Significant Progress Achieved in Plastic Waste Reduction
The original Roadmap to 2025 was a bold initiative to catalyze immediate action in the absence of a federal strategy. Over the past four years, the U.S. Plastics Pact has seen significant progress in plastics circularity:
- Reduction of Problematic Materials: Through the creation of a Problematic & Unnecessary Materials List, decreased the use of problematic or unnecessary plastics from 14% to 8%
- Increased Recyclability: Increased the amount of reusable, recyclable, or compostable plastic packaging from37% to 47.7%.
- Recycled Content: Increasing post-consumer recycled or responsibly sourced biobased content in packaging from 7% to 9.4%.
- Community Growth: Expanding the U.S. Pact from 62 to over 130 dedicated Activators.
- Resource Development: Introduction of the PCR Procurement Toolkit, PCR Certification Principles, and the Design for Circularity Playbooks, to be published summer 2024.
Roadmap 2.0 Sets Ambitious New Goals
Building on these advancements, the ever-changing landscape requires companies to continue pushing boundaries. Roadmap 2.0 is designed to carry forward the unfinished targets from the original plan and introduce new objectives based on the experiences of U.S. Plastic Pact Activators:
- Reuse Innovations: Reuse is now a primary target.
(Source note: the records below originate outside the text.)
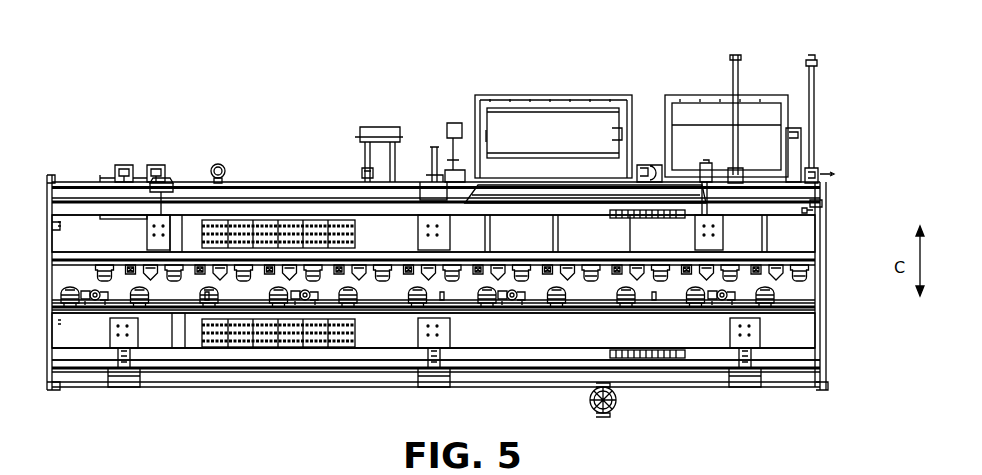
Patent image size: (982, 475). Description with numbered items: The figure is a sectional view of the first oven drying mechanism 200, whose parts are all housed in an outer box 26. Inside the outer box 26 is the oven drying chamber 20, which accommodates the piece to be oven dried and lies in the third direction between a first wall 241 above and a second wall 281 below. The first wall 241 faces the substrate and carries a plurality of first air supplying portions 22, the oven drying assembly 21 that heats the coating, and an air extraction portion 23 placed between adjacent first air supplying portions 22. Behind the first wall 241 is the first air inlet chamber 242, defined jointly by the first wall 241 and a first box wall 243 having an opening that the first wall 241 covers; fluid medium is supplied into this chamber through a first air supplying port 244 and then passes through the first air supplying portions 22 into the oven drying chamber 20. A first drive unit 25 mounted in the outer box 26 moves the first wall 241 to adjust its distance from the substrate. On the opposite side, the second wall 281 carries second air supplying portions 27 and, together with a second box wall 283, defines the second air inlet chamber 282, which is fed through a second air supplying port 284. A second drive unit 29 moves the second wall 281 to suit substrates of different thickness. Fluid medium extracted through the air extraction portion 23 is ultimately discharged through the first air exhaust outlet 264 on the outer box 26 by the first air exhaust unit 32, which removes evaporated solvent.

The first oven drying mechanism 200 is at (542, 18).
The oven drying chamber 20 is at (815, 287).
The oven drying assembly 21 is at (118, 262).
The first air supplying portion 22 is at (82, 273).
The air extraction portion 23 is at (152, 272).
The first drive unit 25 is at (166, 183).
The outer box 26 is at (823, 320).
The second air supplying portion 27 is at (558, 300).
The second drive unit 29 is at (117, 340).
The first air exhaust unit 32 is at (572, 108).
The first wall 241 is at (128, 166).
The first air inlet chamber 242 is at (97, 222).
The first box wall 243 is at (780, 216).
The first air supplying port 244 is at (240, 235).
The first air exhaust outlet 264 is at (540, 195).
The second wall 281 is at (523, 307).
The second air inlet chamber 282 is at (88, 338).
The second box wall 283 is at (378, 348).
The second air supplying port 284 is at (248, 335).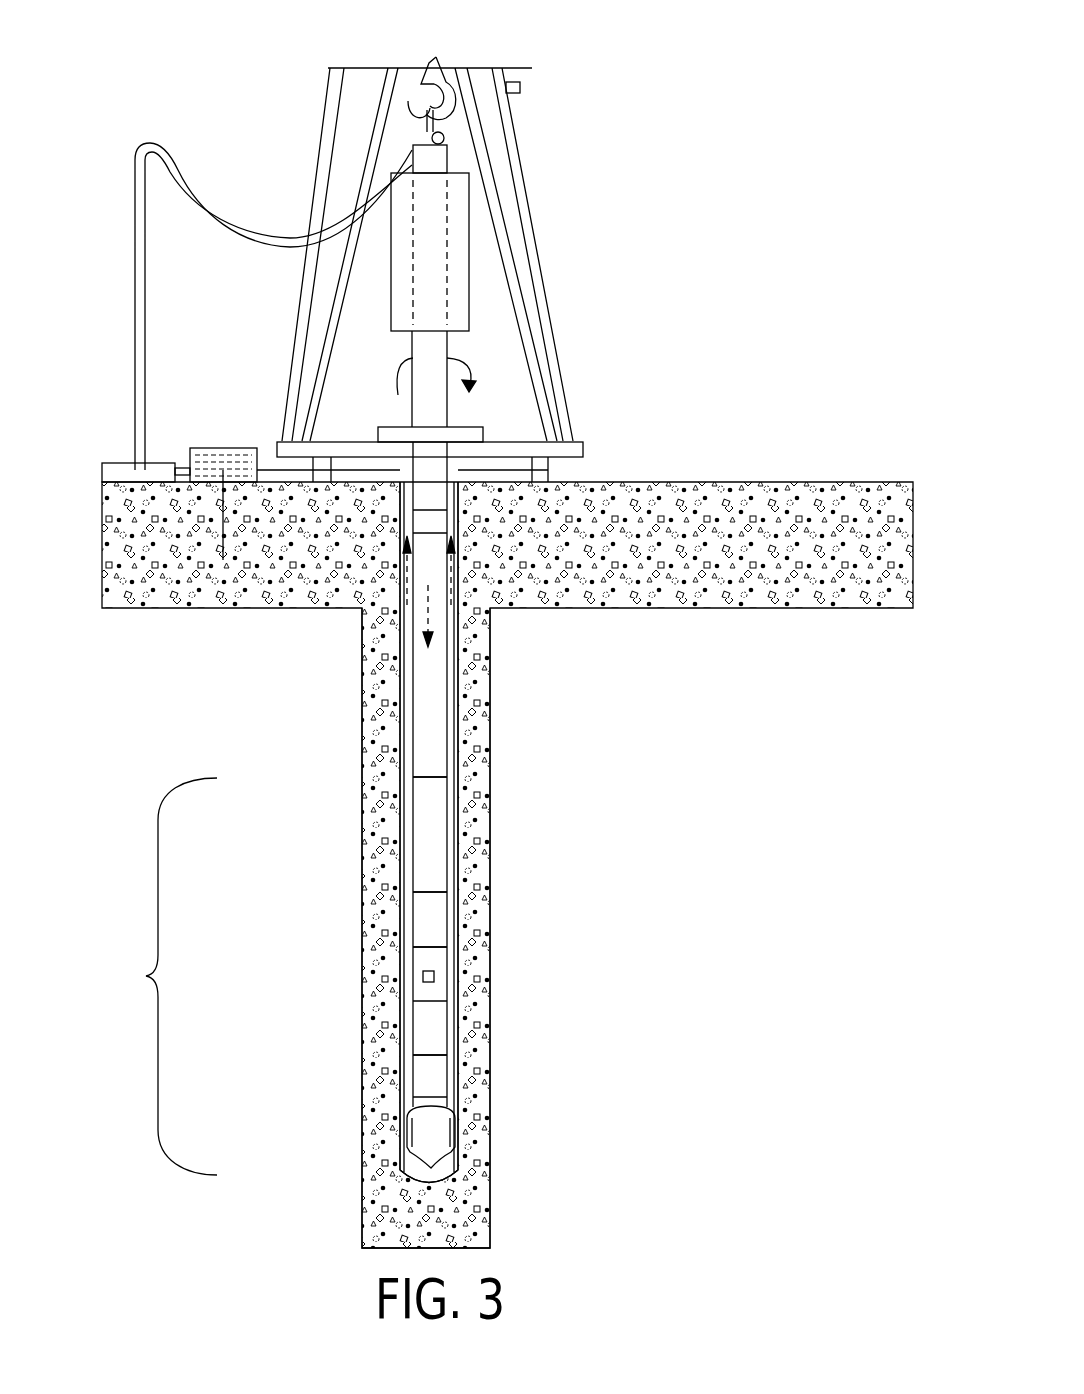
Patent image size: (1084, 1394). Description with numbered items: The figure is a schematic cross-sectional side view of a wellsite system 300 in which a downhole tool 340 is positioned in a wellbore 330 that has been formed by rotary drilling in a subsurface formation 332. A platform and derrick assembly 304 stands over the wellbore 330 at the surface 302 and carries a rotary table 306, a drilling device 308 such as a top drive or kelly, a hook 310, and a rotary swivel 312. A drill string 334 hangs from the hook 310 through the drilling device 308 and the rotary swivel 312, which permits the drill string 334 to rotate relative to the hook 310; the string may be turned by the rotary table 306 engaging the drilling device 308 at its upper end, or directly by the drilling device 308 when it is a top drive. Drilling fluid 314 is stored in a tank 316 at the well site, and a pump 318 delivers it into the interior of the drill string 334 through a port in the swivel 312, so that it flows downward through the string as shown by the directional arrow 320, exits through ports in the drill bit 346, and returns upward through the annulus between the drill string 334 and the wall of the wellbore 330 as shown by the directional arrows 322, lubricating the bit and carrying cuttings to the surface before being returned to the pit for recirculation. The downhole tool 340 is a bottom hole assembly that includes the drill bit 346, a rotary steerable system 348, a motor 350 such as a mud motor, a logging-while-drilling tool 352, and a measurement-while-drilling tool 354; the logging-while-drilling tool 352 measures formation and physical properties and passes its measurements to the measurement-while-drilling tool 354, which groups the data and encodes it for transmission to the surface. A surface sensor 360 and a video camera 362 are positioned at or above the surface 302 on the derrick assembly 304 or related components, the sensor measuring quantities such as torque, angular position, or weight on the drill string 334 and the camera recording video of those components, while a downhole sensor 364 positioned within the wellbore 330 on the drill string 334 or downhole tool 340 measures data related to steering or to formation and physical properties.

The wellsite system 300 is at (130, 102).
The surface 302 is at (688, 482).
The platform and derrick assembly 304 is at (582, 216).
The rotary table 306 is at (378, 435).
The drilling device 308 is at (375, 247).
The hook 310 is at (452, 90).
The rotary swivel 312 is at (426, 157).
The drilling fluid 314 is at (223, 560).
The tank 316 is at (219, 436).
The pump 318 is at (118, 463).
The directional arrow 320 is at (428, 634).
The directional arrows 322 is at (404, 560).
The wellbore 330 is at (456, 470).
The subsurface formation 332 is at (257, 588).
The drill string 334 is at (427, 487).
The downhole tool 340 is at (146, 976).
The drill bit 346 is at (407, 1135).
The rotary steerable system 348 is at (417, 1077).
The motor 350 is at (417, 1030).
The logging-while-drilling tool 352 is at (417, 957).
The measurement-while-drilling tool 354 is at (417, 930).
The surface sensor 360 is at (446, 138).
The video camera 362 is at (521, 88).
The downhole sensor 364 is at (434, 977).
By making reuse a core target, we can significantly reduce single-use plastics. Practical examples include returnable cup systems at events, which help reduce waste.
- Design for Circularity: all plastic packaging will be designed and manufactured to be reusable, recyclable, or compostable.
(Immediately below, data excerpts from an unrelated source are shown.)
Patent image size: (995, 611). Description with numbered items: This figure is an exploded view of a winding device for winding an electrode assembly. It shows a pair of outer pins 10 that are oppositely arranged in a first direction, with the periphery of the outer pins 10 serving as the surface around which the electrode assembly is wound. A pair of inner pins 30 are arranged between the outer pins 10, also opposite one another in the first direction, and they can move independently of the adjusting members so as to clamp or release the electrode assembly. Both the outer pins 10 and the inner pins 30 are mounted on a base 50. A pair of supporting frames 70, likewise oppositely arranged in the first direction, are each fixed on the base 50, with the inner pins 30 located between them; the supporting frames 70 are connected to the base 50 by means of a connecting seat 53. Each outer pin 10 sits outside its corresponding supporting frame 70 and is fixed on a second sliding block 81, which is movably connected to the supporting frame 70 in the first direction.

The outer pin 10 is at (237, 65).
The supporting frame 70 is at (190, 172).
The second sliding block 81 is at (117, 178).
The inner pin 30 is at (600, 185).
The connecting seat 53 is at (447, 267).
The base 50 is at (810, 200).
- Elimination of Problematic Plastics: By 2030, all items on the expanded Problematic & Unnecessary Materials List will be eliminated, and virgin plastic will be reduced by 30%. This approach ensures that only essential plastics are produced and used in ways that support sustainability.
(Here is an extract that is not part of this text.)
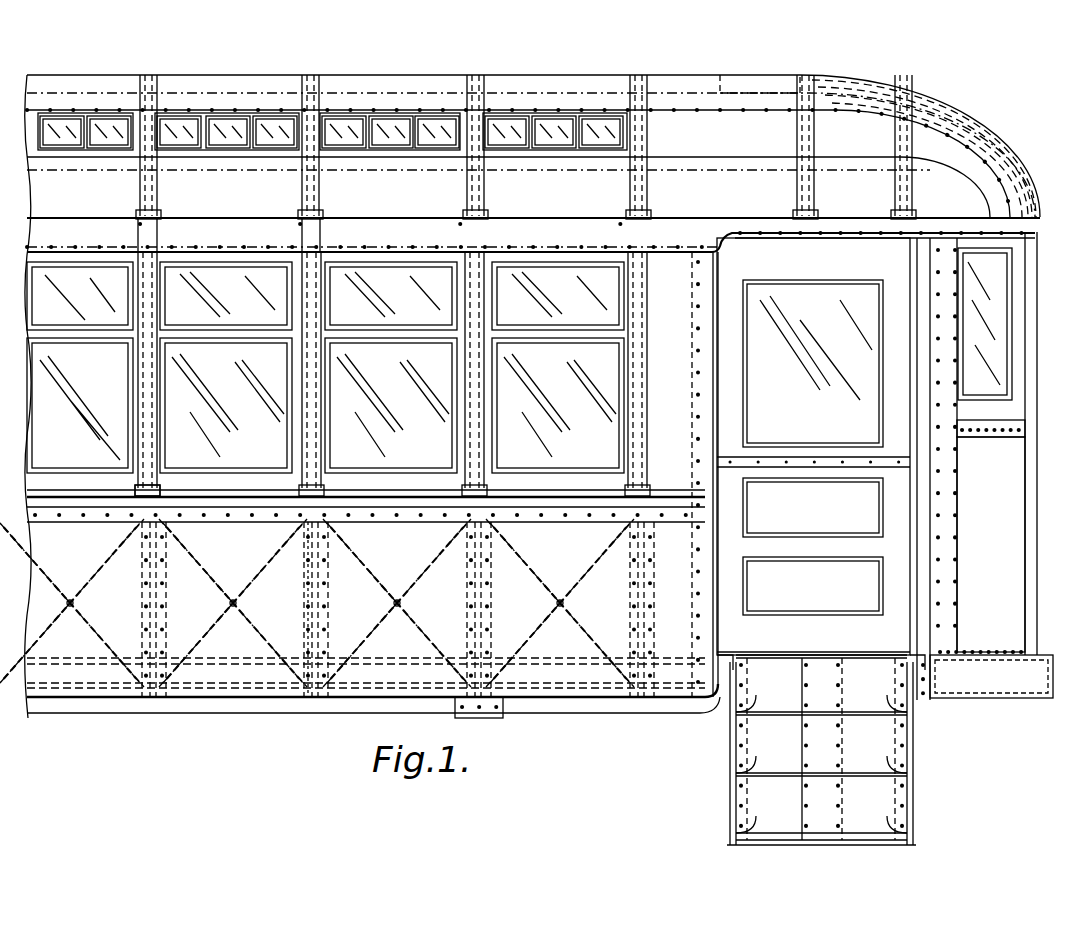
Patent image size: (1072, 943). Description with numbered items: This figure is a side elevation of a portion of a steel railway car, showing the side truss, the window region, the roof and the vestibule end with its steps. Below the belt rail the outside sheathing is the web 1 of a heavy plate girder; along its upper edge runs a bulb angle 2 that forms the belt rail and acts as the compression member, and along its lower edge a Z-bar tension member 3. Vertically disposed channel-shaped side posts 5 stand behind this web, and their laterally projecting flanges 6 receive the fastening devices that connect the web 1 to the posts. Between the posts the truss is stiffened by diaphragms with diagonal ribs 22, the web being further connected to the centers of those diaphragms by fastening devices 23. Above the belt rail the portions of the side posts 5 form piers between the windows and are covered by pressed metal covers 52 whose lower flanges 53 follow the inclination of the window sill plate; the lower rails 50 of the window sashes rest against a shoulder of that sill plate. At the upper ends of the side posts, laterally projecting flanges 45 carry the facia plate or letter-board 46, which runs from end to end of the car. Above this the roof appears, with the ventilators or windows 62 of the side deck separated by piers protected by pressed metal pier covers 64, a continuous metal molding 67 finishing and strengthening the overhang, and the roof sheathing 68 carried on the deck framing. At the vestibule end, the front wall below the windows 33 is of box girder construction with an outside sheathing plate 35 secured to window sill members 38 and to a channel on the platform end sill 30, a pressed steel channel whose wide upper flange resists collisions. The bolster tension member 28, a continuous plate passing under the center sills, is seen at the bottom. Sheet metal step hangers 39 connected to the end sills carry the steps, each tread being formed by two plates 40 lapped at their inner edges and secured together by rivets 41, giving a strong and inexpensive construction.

- Effective Recycling: The plan aims to recycle 50% of plastic packaging and establish the necessary infrastructure to achieve this at scale. In comparison, plastic packaging will achieve an average of 30% post-consumer recycled or responsibly sourced biobased content.
- Health and Community Impact: The plan also addresses the social impacts and disparities related to plastic production and use.